Noyon : un bus électrique en ville, l’idée avance

Le Courrier picard Le Courrier picard - il y a 13 mois

Et si un bus électrique faisait son apparition le long des trois lignes de transport urbain de Noyon ?

L’idée n’a rien de saugrenu : Paul-Valéry Gailliot, le directeur de Noyon Cars, prestataire depuis la création du service en 2008, se dit en pleine «  phase de réflexion  » à propos de l’achat d’un tel véhicule. C’est en effet le moment : la Ville s’apprête à lancer un nouvel appel d’offres auprès des sociétés de transports, car l’actuel contrat public, signé en 2010, prendra fin l’an prochain.

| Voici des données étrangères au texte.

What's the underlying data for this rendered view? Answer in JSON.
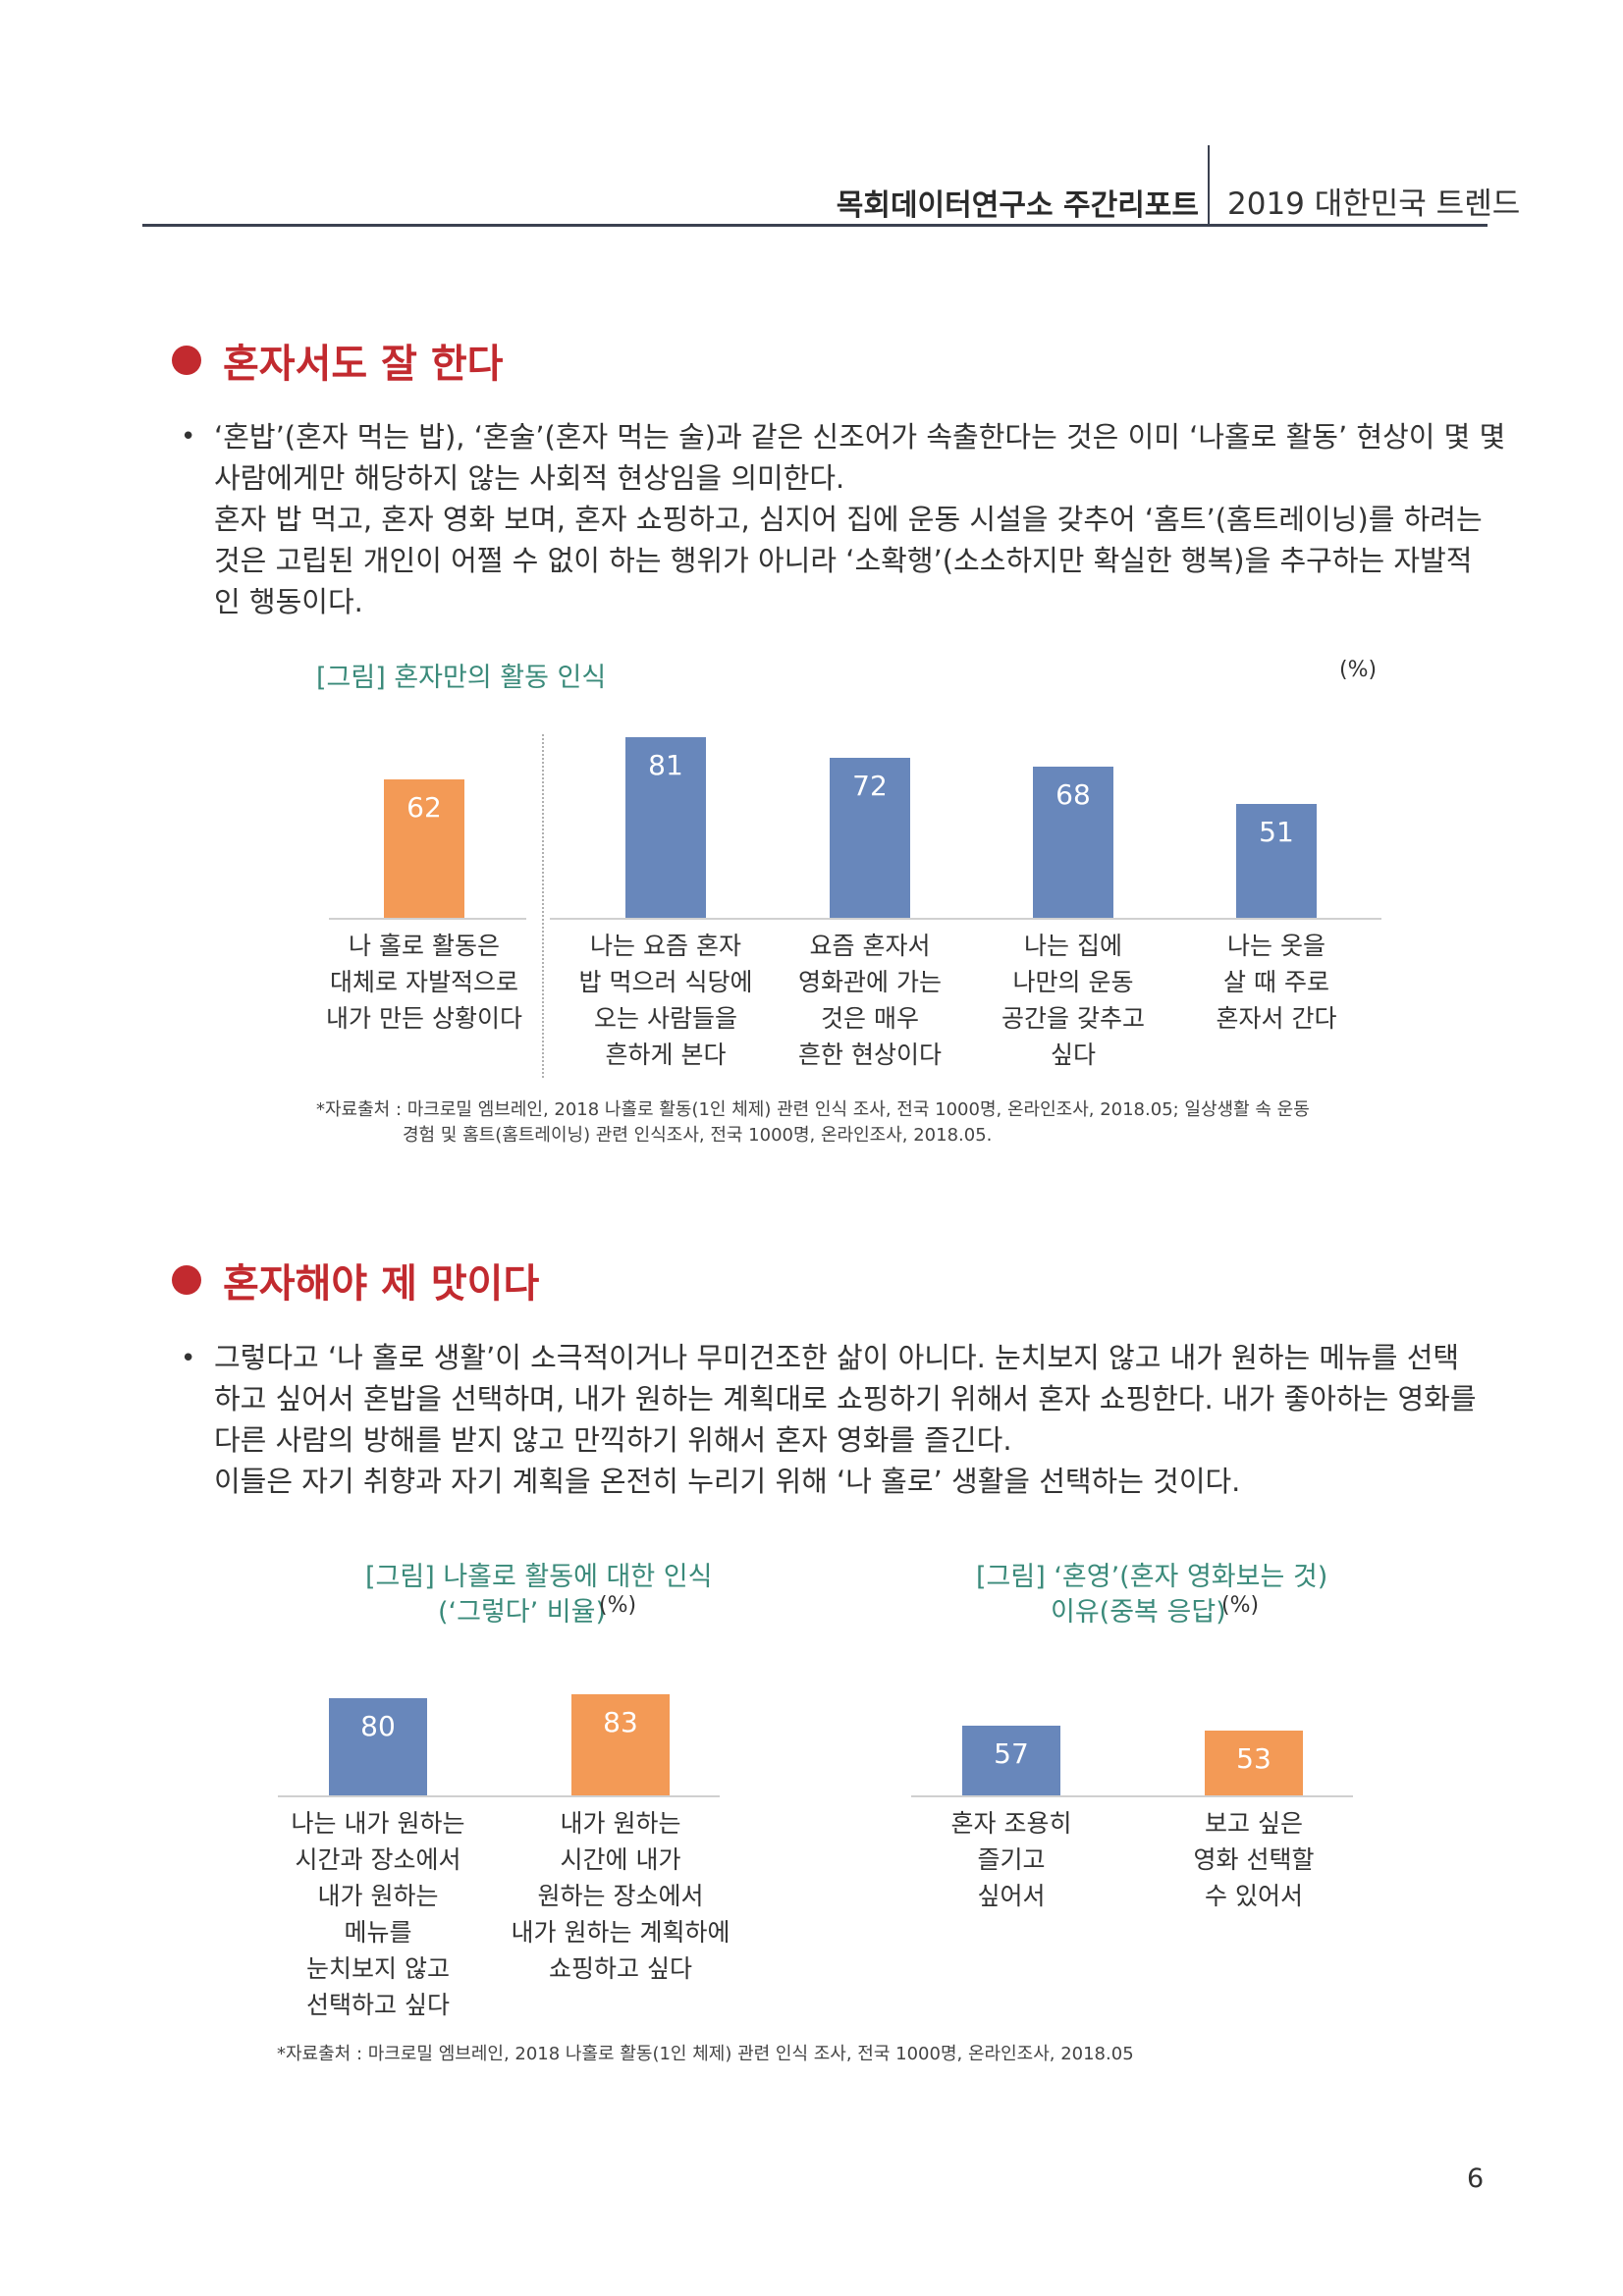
{
  "header": {
    "left": "목회데이터연구소 주간리포트",
    "right": "2019 대한민국 트렌드"
  },
  "section1": {
    "title": "혼자서도 잘 한다",
    "para1": [
      "‘혼밥’(혼자 먹는 밥), ‘혼술’(혼자 먹는 술)과 같은 신조어가 속출한다는 것은 이미 ‘나홀로 활동’ 현상이 몇 몇",
      "사람에게만 해당하지 않는 사회적 현상임을 의미한다."
    ],
    "para2": [
      "혼자 밥 먹고, 혼자 영화 보며, 혼자 쇼핑하고, 심지어 집에 운동 시설을 갖추어 ‘홈트’(홈트레이닝)를 하려는",
      "것은 고립된 개인이 어쩔 수 없이 하는 행위가 아니라 ‘소확행’(소소하지만 확실한 행복)을 추구하는 자발적",
      "인 행동이다."
    ],
    "figure": {
      "title": "[그림] 혼자만의 활동 인식",
      "unit": "(%)",
      "source_line1": "*자료출처 : 마크로밀 엠브레인, 2018 나홀로 활동(1인 체제) 관련 인식 조사, 전국 1000명, 온라인조사, 2018.05; 일상생활 속 운동",
      "source_line2": "경험 및 홈트(홈트레이닝) 관련 인식조사, 전국 1000명, 온라인조사, 2018.05."
    }
  },
  "section2": {
    "title": "혼자해야 제 맛이다",
    "para1": [
      "그렇다고 ‘나 홀로 생활’이 소극적이거나 무미건조한 삶이 아니다. 눈치보지 않고 내가 원하는 메뉴를 선택",
      "하고 싶어서 혼밥을 선택하며, 내가 원하는 계획대로 쇼핑하기 위해서 혼자 쇼핑한다. 내가 좋아하는 영화를",
      "다른 사람의 방해를 받지 않고 만끽하기 위해서 혼자 영화를 즐긴다."
    ],
    "para2": [
      "이들은 자기 취향과 자기 계획을 온전히 누리기 위해 ‘나 홀로’ 생활을 선택하는 것이다."
    ],
    "figure_left": {
      "title_line1": "[그림] 나홀로 활동에 대한 인식",
      "title_line2": "(‘그렇다’ 비율)",
      "unit": "(%)"
    },
    "figure_right": {
      "title_line1": "[그림] ‘혼영’(혼자 영화보는 것)",
      "title_line2": "이유(중복 응답)",
      "unit": "(%)"
    },
    "source": "*자료출처 : 마크로밀 엠브레인, 2018 나홀로 활동(1인 체제) 관련 인식 조사, 전국 1000명, 온라인조사, 2018.05"
  },
  "chart_data": [
    {
      "type": "bar",
      "title": "[그림] 혼자만의 활동 인식",
      "unit": "(%)",
      "categories": [
        "나 홀로 활동은\n대체로 자발적으로\n내가 만든 상황이다",
        "나는 요즘 혼자\n밥 먹으러 식당에\n오는 사람들을\n흔하게 본다",
        "요즘 혼자서\n영화관에 가는\n것은 매우\n흔한 현상이다",
        "나는 집에\n나만의 운동\n공간을 갖추고\n싶다",
        "나는 옷을\n살 때 주로\n혼자서 간다"
      ],
      "values": [
        62,
        81,
        72,
        68,
        51
      ],
      "colors": [
        "#f39a56",
        "#6887bb",
        "#6887bb",
        "#6887bb",
        "#6887bb"
      ],
      "ylim": [
        0,
        100
      ]
    },
    {
      "type": "bar",
      "title": "[그림] 나홀로 활동에 대한 인식 (‘그렇다’ 비율)",
      "unit": "(%)",
      "categories": [
        "나는 내가 원하는\n시간과 장소에서\n내가 원하는\n메뉴를\n눈치보지 않고\n선택하고 싶다",
        "내가 원하는\n시간에 내가\n원하는 장소에서\n내가 원하는 계획하에\n쇼핑하고 싶다"
      ],
      "values": [
        80,
        83
      ],
      "colors": [
        "#6887bb",
        "#f39a56"
      ],
      "ylim": [
        0,
        100
      ]
    },
    {
      "type": "bar",
      "title": "[그림] ‘혼영’(혼자 영화보는 것) 이유(중복 응답)",
      "unit": "(%)",
      "categories": [
        "혼자 조용히\n즐기고\n싶어서",
        "보고 싶은\n영화 선택할\n수 있어서"
      ],
      "values": [
        57,
        53
      ],
      "colors": [
        "#6887bb",
        "#f39a56"
      ],
      "ylim": [
        0,
        100
      ]
    }
  ],
  "page_number": "6"
}
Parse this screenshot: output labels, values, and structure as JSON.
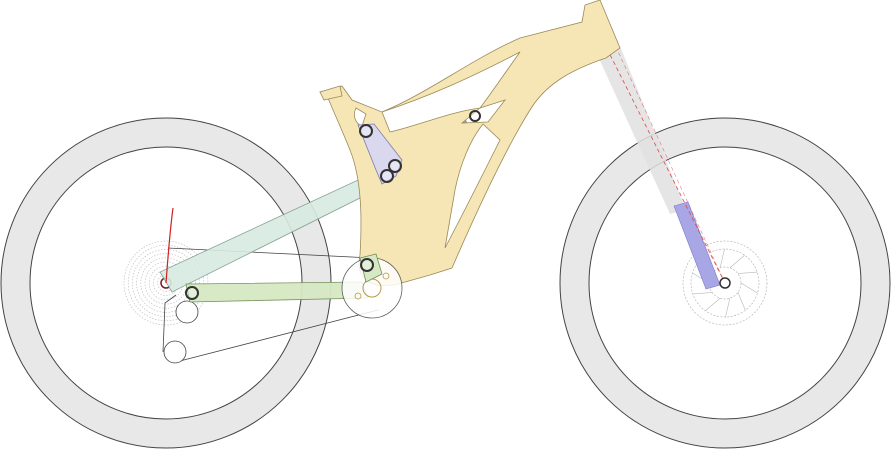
{
  "colors": {
    "background": "#ffffff",
    "tire_fill": "#e8e8e8",
    "tire_stroke": "#444444",
    "frame_fill": "#f7e6b5",
    "frame_stroke": "#9a8a58",
    "seatstay_fill": "#d8ebe3",
    "seatstay_stroke": "#7a9a8c",
    "chainstay_fill": "#d6e8c4",
    "chainstay_stroke": "#6f8f55",
    "rocker_fill": "#d8d8f2",
    "rocker_stroke": "#7777aa",
    "shock": "#bdbdbd",
    "shock_dark": "#8e8e8e",
    "fork_stanchion": "#e0e0e0",
    "fork_lower": "#a9a6e6",
    "fork_axis": "#d84a4a",
    "pivot_ring": "#333333",
    "hub": "#7a1a2a",
    "trace": "#cc2222",
    "chain": "#444444",
    "rotor": "#b8b8b8"
  },
  "icons": {
    "rear_wheel": "rear-wheel-icon",
    "front_wheel": "front-wheel-icon",
    "frame": "frame-icon",
    "shock": "shock-icon",
    "fork": "fork-icon"
  }
}
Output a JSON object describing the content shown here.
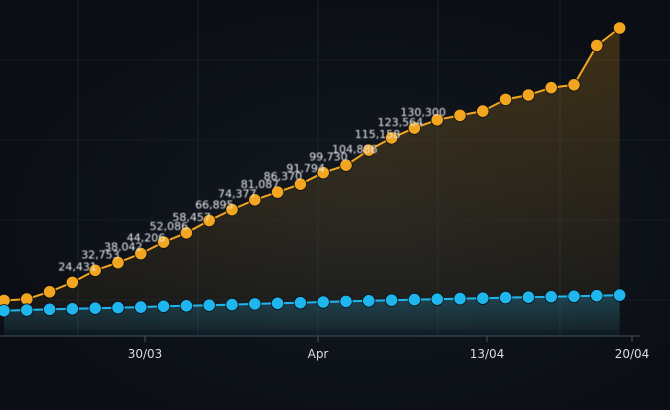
{
  "chart_data": {
    "type": "line",
    "x_tick_labels": [
      "30/03",
      "Apr",
      "13/04",
      "20/04"
    ],
    "grid": true,
    "legend": "none",
    "colors": {
      "orange": "#f2a51e",
      "blue": "#1fb6ee",
      "background": "#0b0f15"
    },
    "series": [
      {
        "values": [
          12000,
          13000,
          18000,
          24431,
          32753,
          38042,
          44206,
          52086,
          58457,
          66895,
          74377,
          81087,
          86370,
          91794,
          99730,
          104886,
          115158,
          123564,
          130300,
          136000,
          139000,
          142000,
          150000,
          153000,
          158000,
          160000,
          187000,
          199000
        ],
        "labels": [
          "",
          "",
          "",
          "24,431",
          "32,753",
          "38,042",
          "44,206",
          "52,086",
          "58,457",
          "66,895",
          "74,377",
          "81,087",
          "86,370",
          "91,794",
          "99,730",
          "104,886",
          "115,158",
          "123,564",
          "130,300",
          "",
          "",
          "",
          "",
          "",
          "",
          "",
          "",
          ""
        ]
      },
      {
        "values": [
          5000,
          5500,
          6000,
          6300,
          6700,
          7100,
          7500,
          8000,
          8400,
          8800,
          9200,
          9700,
          10100,
          10500,
          11000,
          11400,
          11800,
          12200,
          12600,
          12900,
          13300,
          13600,
          14000,
          14300,
          14600,
          14900,
          15300,
          15700
        ],
        "labels": [
          "",
          "",
          "",
          "",
          "",
          "",
          "",
          "",
          "",
          "",
          "",
          "",
          "",
          "",
          "",
          "",
          "",
          "",
          "",
          "",
          "",
          "",
          "",
          "",
          "",
          "",
          "",
          ""
        ]
      }
    ]
  }
}
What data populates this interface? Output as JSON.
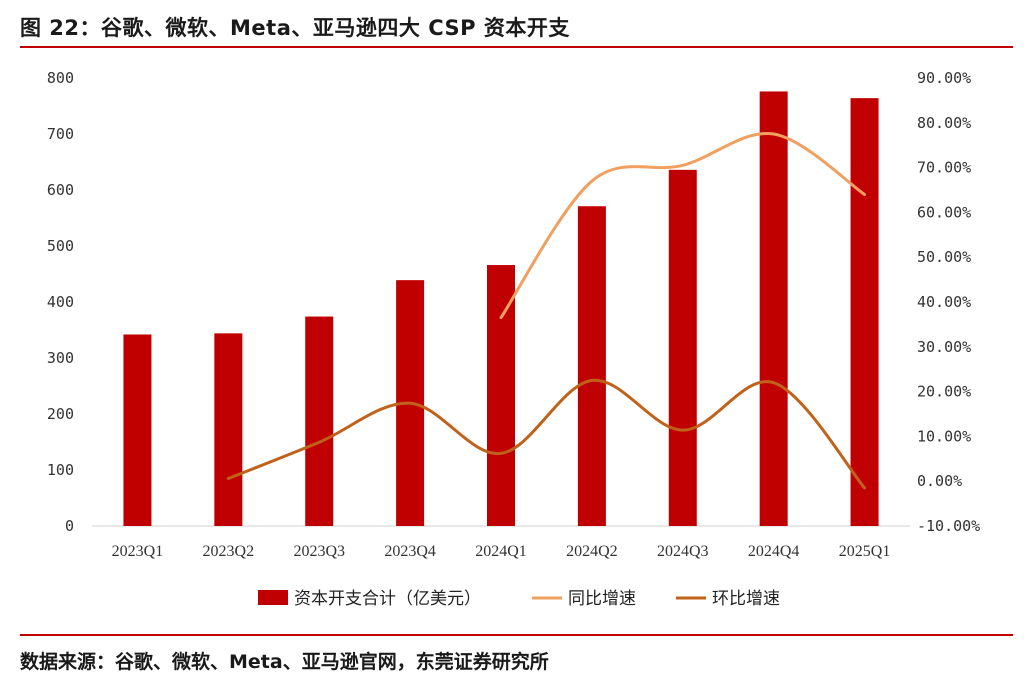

Or, Noyon Cars veut amplifier ses efforts de diminution des émissions de C02, entamés dès 2013 avec les premières formations de ses 20 conducteurs à la conduite écologique.

Munie d’un bus électrique de 12 mètres, l’entreprise noyonnaise passerait à la vitesse supérieure : «  Il s’agit pour le moment du seul type de véhicules grâce auquel on peut prétendre avoir une circulation propre, et ce n’est pas l’apanage des grands groupes. Dans les marchés publics, c’est même un argument, plaidePaul-Valéry Gailliot. Mais en France, seules deux lignes de bus, à Paris et à Marseille, sont actuellement en tout électrique. Cela représente encore un équipement onéreux, puisqu’il faut compter un coût de 30  % de plus  ».

« Ce n’est pas l’apanage des grands groupes »

Ce professionnel n’entend pas aller trop vite, lui qui avait eu l’occasion de tester des bus au moteur hybride avant de postuler au marché de service noyonnais pour la période 2010-2017 : «  Pour l’électrique, il faut des allures faibles, autour de 20 à 30 km/heure. Au-delà, le diesel prend le relais. Jusqu’à présent, c’est surtout pertinent dans les situations régulières d’embouteillages.  » Pour les trois lignes de bus noyonnaises, il faudra donc probablement patienter. Mais Noyon Cars a tout de même investi une deuxième fois, cette année, contre la propagation de gaz polluants par ses 17 cars, dont trois sont utilisés pour le transport urbain : durant trois jours, mi-octobre, 19 chauffeurs ont appris à être moins gourmands en consommation de carburant, via des tests sur un simulateur de conduite. Les mauvais réflexes traqués ? Le pied scotché à la pédale d’accélérateur, et les coups de frein trop nombreux. «  Ça nous incite à être plus en contrôle, à anticiper davantage. Le résultat est qu’il y a moins de stress pour nous, au volant, et les clients sont plus tranquilles », témoigne Jérôme, 37 ans, un salarié qui a eu droit à ses deux parcours de test dans le car-simulateur, d’abord seul, puis sous les conseils d’un formateur. «  Ce genre de rappel, ce n’est pas plus mal.  »

L’impact est réel, d’après le directeur : Paul-Valéry Gailliot a mesuré la consommation des bus conduits avant et après la première session de formation en éco-conduite, organisée voilà trois ans. Résultat : «  Si je compare les chiffres de juin 2012 et juin 2016, les écarts en carburant consommé vont de 4 à 10 % selon les véhicules, relève-t-il. La différence la plus forte concerne les cars affectés aux transports scolaires, qui font 200 à 300 km par jour.  » Un constat bien dans l’air du temps.